Le gaz de ville de Minckelers
Si nos villes ont été parmi les premières à être éclairées, si les premiers aérostiers ont réussi à faire voler leur ballon, Jan-Pieter Minckelers n’y est pas étranger. Ce pharmacien, originaire de Maastricht a, en effet, inventé le gaz de ville.
Jusqu’à la Révolution française, Maastricht faisait partie de la Principauté de Liège. On peut donc considérer que ses natifs sont, sur un plan géographique, belges. D’ailleurs, Jan-Pieter Minckelers se considérait de la sorte. Né à Maastricht en 1748, issu d’une famille de médecins et de pharmaciens, il reçoit une solide formation au collège jésuite de sa ville natale avant de rejoindre Liège, puis Louvain pour poursuivre ses études de philosophie et de théologie. Il se destine à la prêtrise. Le 22 décembre 1770, il reçoit d’ailleurs, à Liège, le sous-diaconat. Un an plus tard, il devient néanmoins professeur de philosophie, mais aussi de logique, de physique et de métaphysique au prestigieux Collège du Faucon à l’Université de Louvain.

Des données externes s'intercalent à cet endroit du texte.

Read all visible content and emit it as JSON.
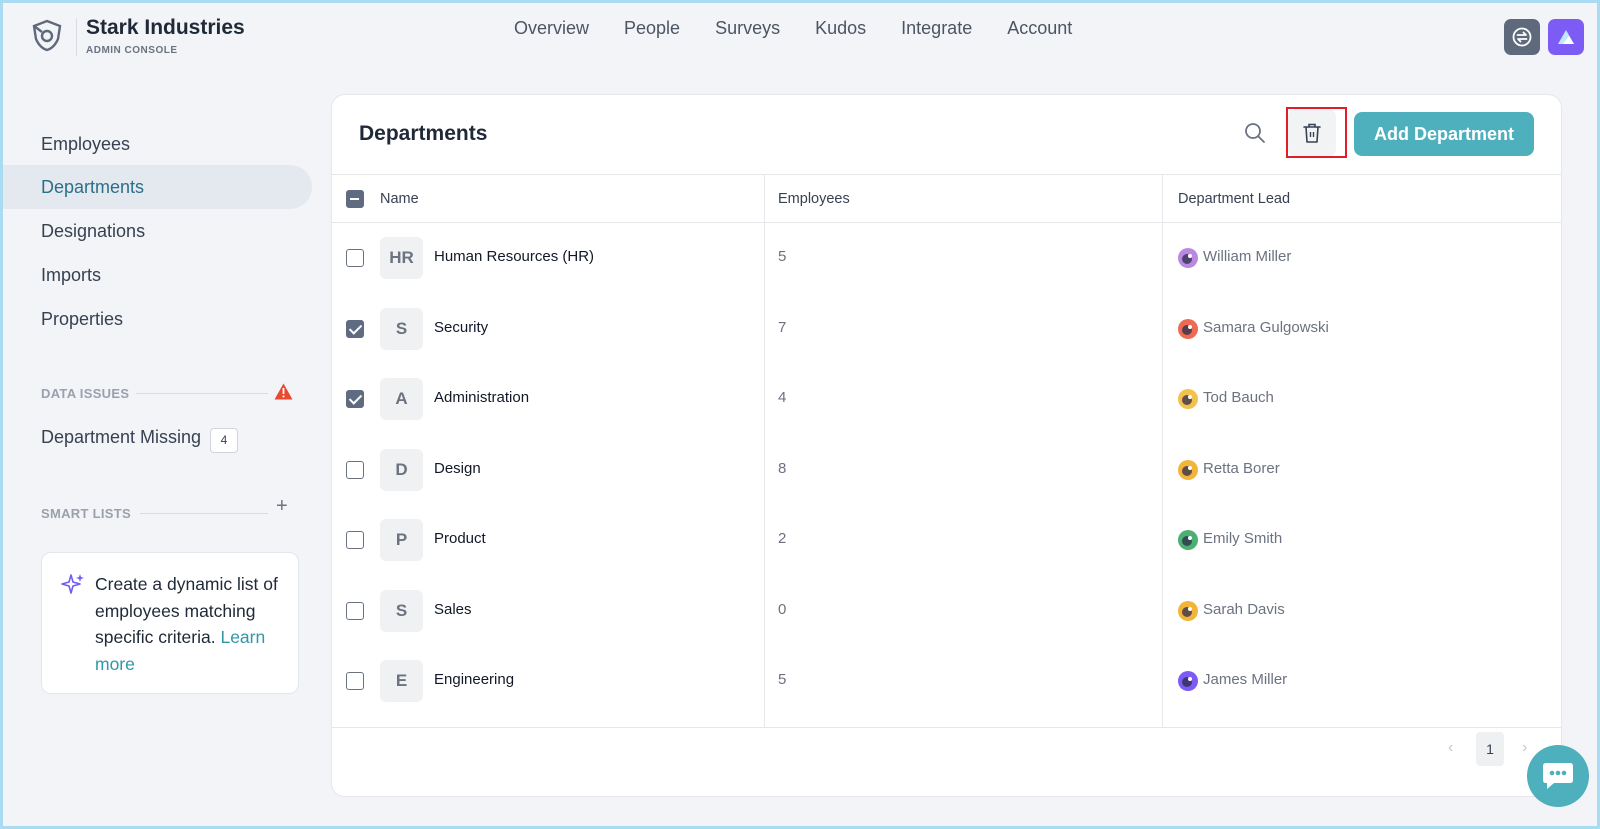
{
  "brand": {
    "name": "Stark Industries",
    "subtitle": "ADMIN CONSOLE"
  },
  "nav": [
    "Overview",
    "People",
    "Surveys",
    "Kudos",
    "Integrate",
    "Account"
  ],
  "sidebar": {
    "items": [
      {
        "label": "Employees",
        "active": false
      },
      {
        "label": "Departments",
        "active": true
      },
      {
        "label": "Designations",
        "active": false
      },
      {
        "label": "Imports",
        "active": false
      },
      {
        "label": "Properties",
        "active": false
      }
    ],
    "data_issues": {
      "title": "DATA ISSUES",
      "item_label": "Department Missing",
      "count": "4"
    },
    "smart_lists": {
      "title": "SMART LISTS",
      "card_text": "Create a dynamic list of employees matching specific criteria.",
      "link_text": "Learn more"
    }
  },
  "main": {
    "title": "Departments",
    "add_button": "Add Department",
    "columns": [
      "Name",
      "Employees",
      "Department Lead"
    ],
    "rows": [
      {
        "initial": "HR",
        "name": "Human Resources (HR)",
        "employees": "5",
        "lead": "William Miller",
        "checked": false,
        "avatar_color": "#b889e0"
      },
      {
        "initial": "S",
        "name": "Security",
        "employees": "7",
        "lead": "Samara Gulgowski",
        "checked": true,
        "avatar_color": "#ec6b52"
      },
      {
        "initial": "A",
        "name": "Administration",
        "employees": "4",
        "lead": "Tod Bauch",
        "checked": true,
        "avatar_color": "#f2c14e"
      },
      {
        "initial": "D",
        "name": "Design",
        "employees": "8",
        "lead": "Retta Borer",
        "checked": false,
        "avatar_color": "#f2b53a"
      },
      {
        "initial": "P",
        "name": "Product",
        "employees": "2",
        "lead": "Emily Smith",
        "checked": false,
        "avatar_color": "#4caf74"
      },
      {
        "initial": "S",
        "name": "Sales",
        "employees": "0",
        "lead": "Sarah Davis",
        "checked": false,
        "avatar_color": "#f2b53a"
      },
      {
        "initial": "E",
        "name": "Engineering",
        "employees": "5",
        "lead": "James Miller",
        "checked": false,
        "avatar_color": "#7c5cf5"
      }
    ],
    "pagination": {
      "current_page": "1",
      "prev_icon": "chevron-left-icon",
      "next_icon": "chevron-right-icon"
    }
  },
  "colors": {
    "accent": "#4fb0bd",
    "active_text": "#2c6f88",
    "warning": "#e8492f",
    "highlight": "#e01e2a"
  }
}
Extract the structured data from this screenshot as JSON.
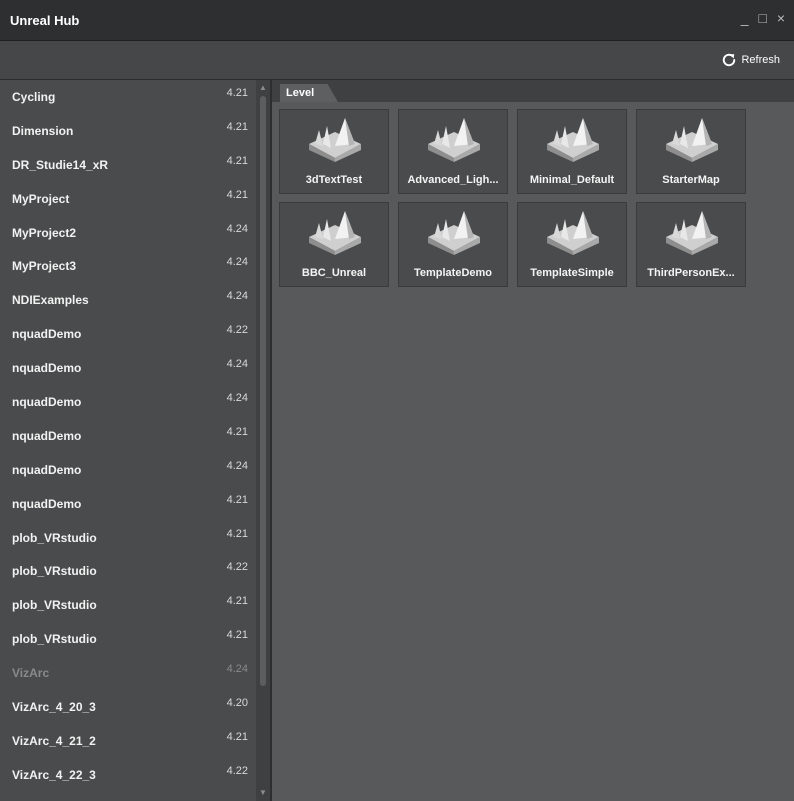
{
  "window": {
    "title": "Unreal Hub",
    "controls": [
      "_",
      "□",
      "×"
    ]
  },
  "toolbar": {
    "refresh_label": "Refresh"
  },
  "projects": [
    {
      "name": "Cycling",
      "version": "4.21"
    },
    {
      "name": "Dimension",
      "version": "4.21"
    },
    {
      "name": "DR_Studie14_xR",
      "version": "4.21"
    },
    {
      "name": "MyProject",
      "version": "4.21"
    },
    {
      "name": "MyProject2",
      "version": "4.24"
    },
    {
      "name": "MyProject3",
      "version": "4.24"
    },
    {
      "name": "NDIExamples",
      "version": "4.24"
    },
    {
      "name": "nquadDemo",
      "version": "4.22"
    },
    {
      "name": "nquadDemo",
      "version": "4.24"
    },
    {
      "name": "nquadDemo",
      "version": "4.24"
    },
    {
      "name": "nquadDemo",
      "version": "4.21"
    },
    {
      "name": "nquadDemo",
      "version": "4.24"
    },
    {
      "name": "nquadDemo",
      "version": "4.21"
    },
    {
      "name": "plob_VRstudio",
      "version": "4.21"
    },
    {
      "name": "plob_VRstudio",
      "version": "4.22"
    },
    {
      "name": "plob_VRstudio",
      "version": "4.21"
    },
    {
      "name": "plob_VRstudio",
      "version": "4.21"
    },
    {
      "name": "VizArc",
      "version": "4.24",
      "dimmed": true
    },
    {
      "name": "VizArc_4_20_3",
      "version": "4.20"
    },
    {
      "name": "VizArc_4_21_2",
      "version": "4.21"
    },
    {
      "name": "VizArc_4_22_3",
      "version": "4.22"
    }
  ],
  "main": {
    "tab_label": "Level",
    "levels": [
      {
        "name": "3dTextTest"
      },
      {
        "name": "Advanced_Ligh..."
      },
      {
        "name": "Minimal_Default"
      },
      {
        "name": "StarterMap"
      },
      {
        "name": "BBC_Unreal"
      },
      {
        "name": "TemplateDemo"
      },
      {
        "name": "TemplateSimple"
      },
      {
        "name": "ThirdPersonEx..."
      }
    ]
  },
  "icons": {
    "level_thumbnail": "level-map-icon",
    "refresh": "refresh-icon",
    "scroll_up": "scroll-up-arrow-icon",
    "scroll_down": "scroll-down-arrow-icon"
  },
  "colors": {
    "titlebar": "#2e2f30",
    "sidebar": "#4a4b4c",
    "content": "#58595a",
    "tile": "#4a4b4c"
  }
}
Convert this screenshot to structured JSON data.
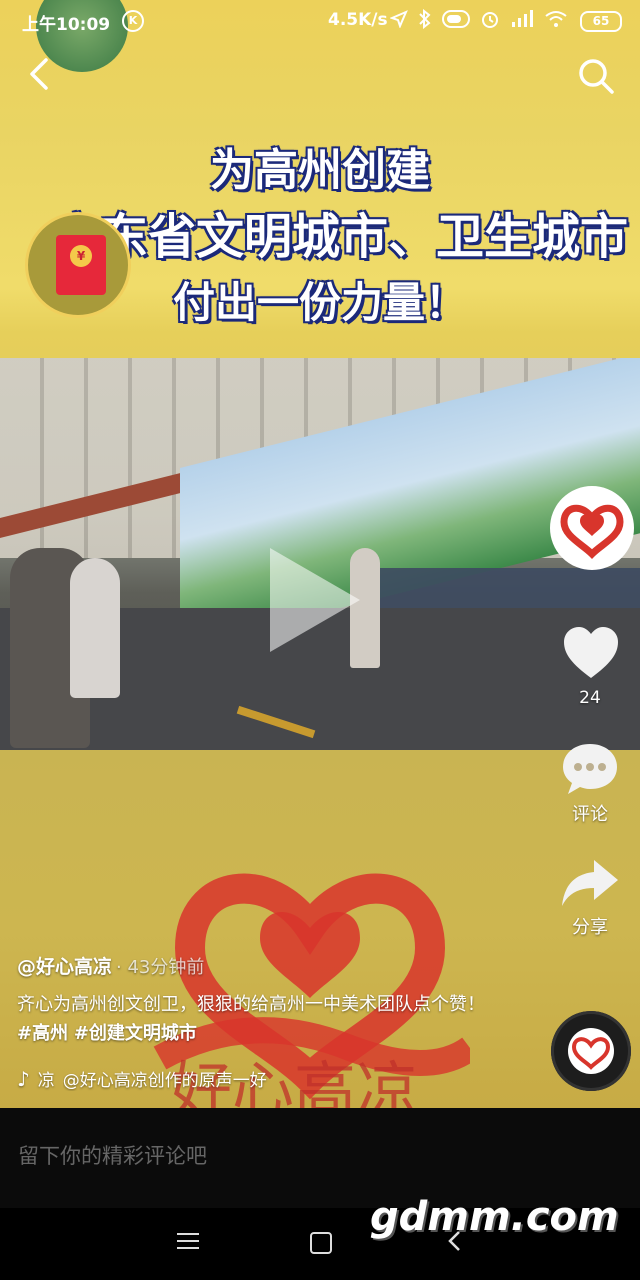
{
  "status_bar": {
    "time": "上午10:09",
    "k_badge": "K",
    "net_speed": "4.5K/s",
    "icons": [
      "location-icon",
      "bluetooth-icon",
      "toggle-icon",
      "alarm-icon",
      "signal-icon",
      "wifi-icon"
    ],
    "battery": "65"
  },
  "video": {
    "headline_line1": "为高州创建",
    "headline_line2": "广东省文明城市、卫生城市",
    "headline_line3": "付出一份力量！",
    "logo_text": "好心高凉"
  },
  "red_packet": {
    "symbol": "¥"
  },
  "side_actions": {
    "like_count": "24",
    "comment_label": "评论",
    "share_label": "分享"
  },
  "post": {
    "author": "@好心高凉",
    "time_ago": "· 43分钟前",
    "caption_text": "齐心为高州创文创卫，狠狠的给高州一中美术团队点个赞！",
    "tags": [
      "#高州",
      "#创建文明城市"
    ],
    "music_prefix": "凉",
    "music_track": "@好心高凉创作的原声一好"
  },
  "comment_bar": {
    "placeholder": "留下你的精彩评论吧"
  },
  "watermark": "gdmm.com",
  "colors": {
    "accent_red": "#e6283a",
    "headline_outline": "#1c2a7a",
    "bg_yellow": "#ecd15a"
  }
}
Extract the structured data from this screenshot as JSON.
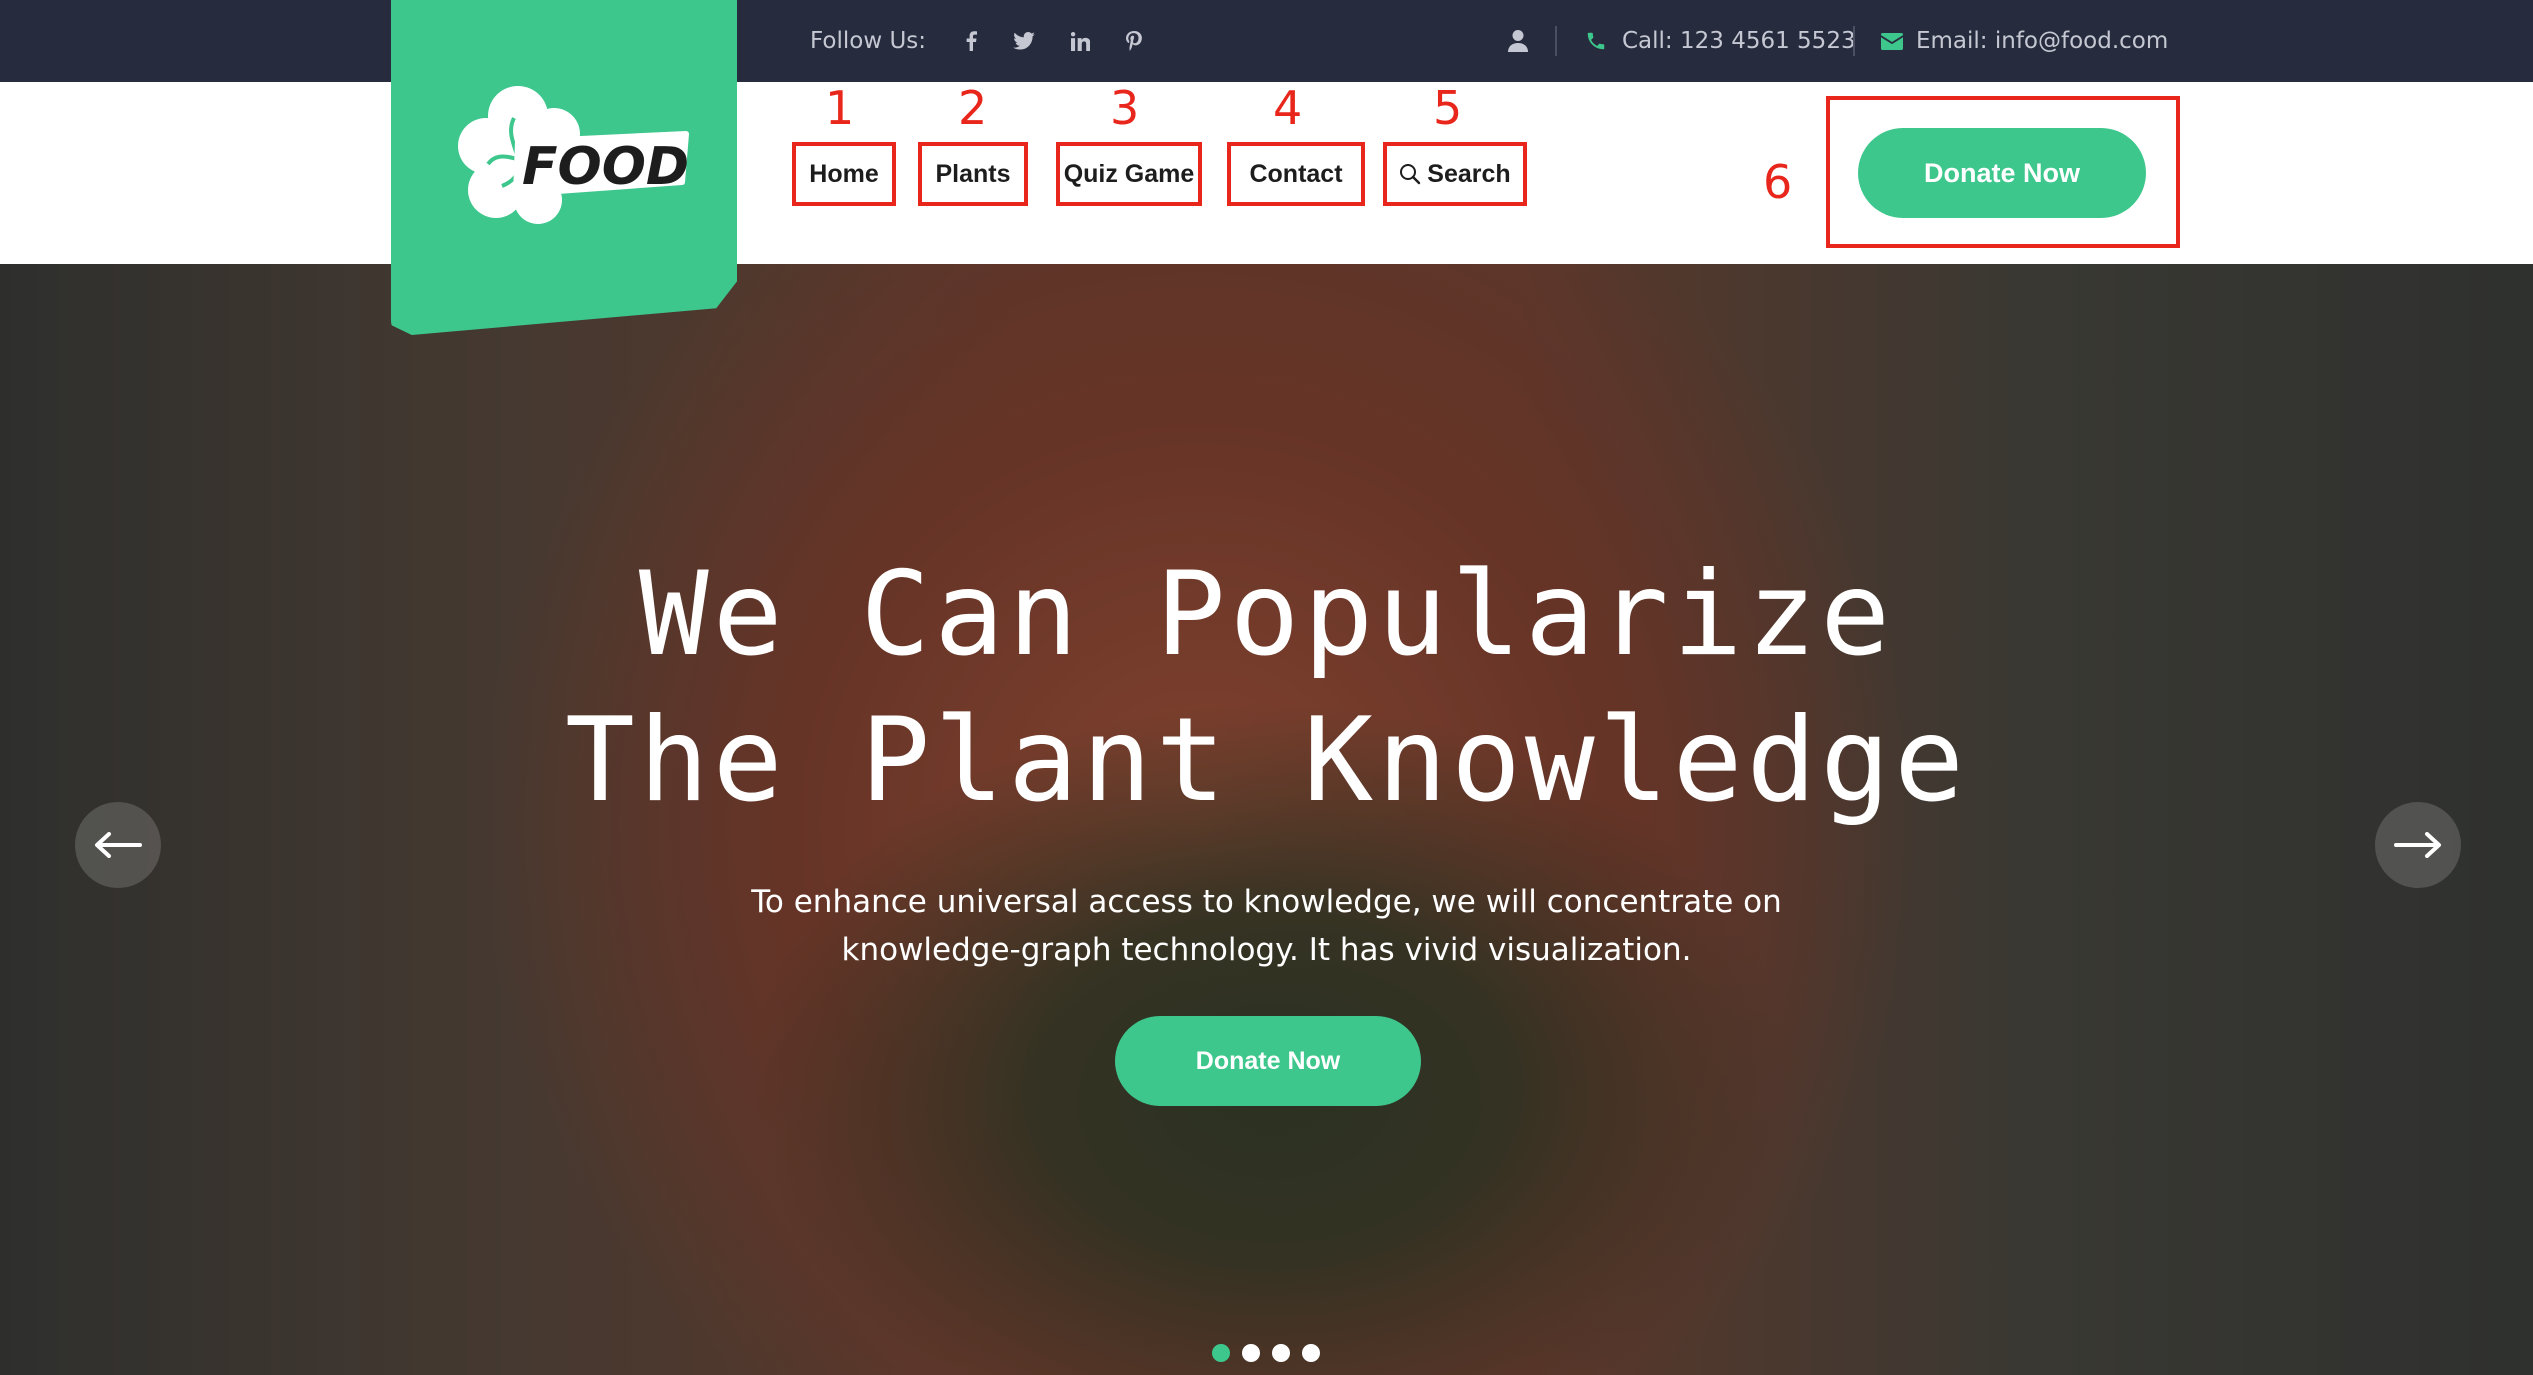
{
  "topbar": {
    "follow_label": "Follow Us:",
    "socials": [
      "facebook-icon",
      "twitter-icon",
      "linkedin-icon",
      "pinterest-icon"
    ],
    "user_icon": "user-icon",
    "call_text": "Call:  123 4561 5523",
    "email_text": "Email:  info@food.com"
  },
  "logo": {
    "text": "FOOD",
    "color": "#3dc78c"
  },
  "nav": {
    "items": [
      {
        "number": "1",
        "label": "Home"
      },
      {
        "number": "2",
        "label": "Plants"
      },
      {
        "number": "3",
        "label": "Quiz Game"
      },
      {
        "number": "4",
        "label": "Contact"
      },
      {
        "number": "5",
        "label": "Search"
      }
    ],
    "donate_number": "6",
    "donate_label": "Donate Now"
  },
  "hero": {
    "title_line1": "We Can Popularize",
    "title_line2": "The Plant Knowledge",
    "subtitle_line1": "To enhance universal access to knowledge, we will concentrate on",
    "subtitle_line2": "knowledge-graph technology. It has vivid visualization.",
    "button_label": "Donate Now",
    "slides_total": 4,
    "active_slide": 1
  },
  "colors": {
    "accent": "#3dc78c",
    "topbar_bg": "#262b3d",
    "annotation_red": "#e8261b"
  }
}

C’est dans ce cadre qu’il rencontre, en 1783, Louis- Englebert, sixième duc d’Arenberg. Celui-ci a demandé à trois professeurs de Louvain de rechercher des gaz à partir de la combustion de différentes matières dans le but de trouver celui qui est le moins cher et le plus efficace pour faire voler des ballons. Minckelers va trouver un gaz de houille, quatre fois plus léger que l’air.
Dans son « mémoire sur l’air inflammable tiré de différentes substances », il écrit : « Ayant mis de la houille en poudre dans un canon de fusil, j’ai obtenu de l’air inflammable en abondance et très promptement. »
D’Arenberg est enthousiaste. Car le gaz découvert par Minckelers est plus commode et moins dangereux que l’air chaud jusqu’alors utilisé par les aérostiers. Le 16 novembre 1783, soit quatre mois à peine après le premier vol des frères de Montgolfier, un certain F. Dey s’envole, avec succès, dans un ballon gonflé au gaz de houille. L’expérience se fait à Heverlee, près de Louvain, sous le regard de Louis-Englebert d’Arenberg qui a, probablement, financé les recherches. Ce dernier est à ce point convaincu de la commodité de la trouvaille de Minckelers qu’il décide, à son tour, de tenter l’aventure. Elle a lieu, avec le même succès, le 21 novembre 1783.
Mais Minckelers a une autre idée. Son gaz de houille est non seulement inflammable mais aussi éclairant. Il décide de l’utiliser pour alimenter une lampe. L’effet est saisissant. La luminosité offerte par son gaz est sans commune mesure avec celle proposée, jusqu’à présent, par les lampes à huile et autres chandelles. Il vient donc d’inventer le gaz d’éclairage, dit gaz de ville. Quelques années plus tard, Londres est la première ville à être dotée d’un éclairage public. Même s’il ne put jamais s’en rendre compte, les travaux de Minckelers n’y sont pas étrangers.
La Révolution brabançonne va d’ailleurs mettre fin à ses recherches. Il retourne à Maastricht où il reprend la pharmacie familiale. Pour ce faire, il est même obligé de repasser des examens. À 56 ans. Mais il ne se contente pas de tenir l’officine de son père. Sa cité natale fait très vite appel à ses qualités pédagogiques. Il participe ainsi au lancement de l’école centrale de Maastricht où il enseigne la physique et la chimie. Ses amis scientifiques bruxellois ne l’ont pas oublié. Le 3 juillet 1816, il est nommé membre de la prestigieuse Académie royale des sciences et belles lettres. Il décède le 3 juillet 1824. Aujourd’hui encore, une statue le représentant, une flamme à la main rappelle sa mémoire dans le centre de Maastricht.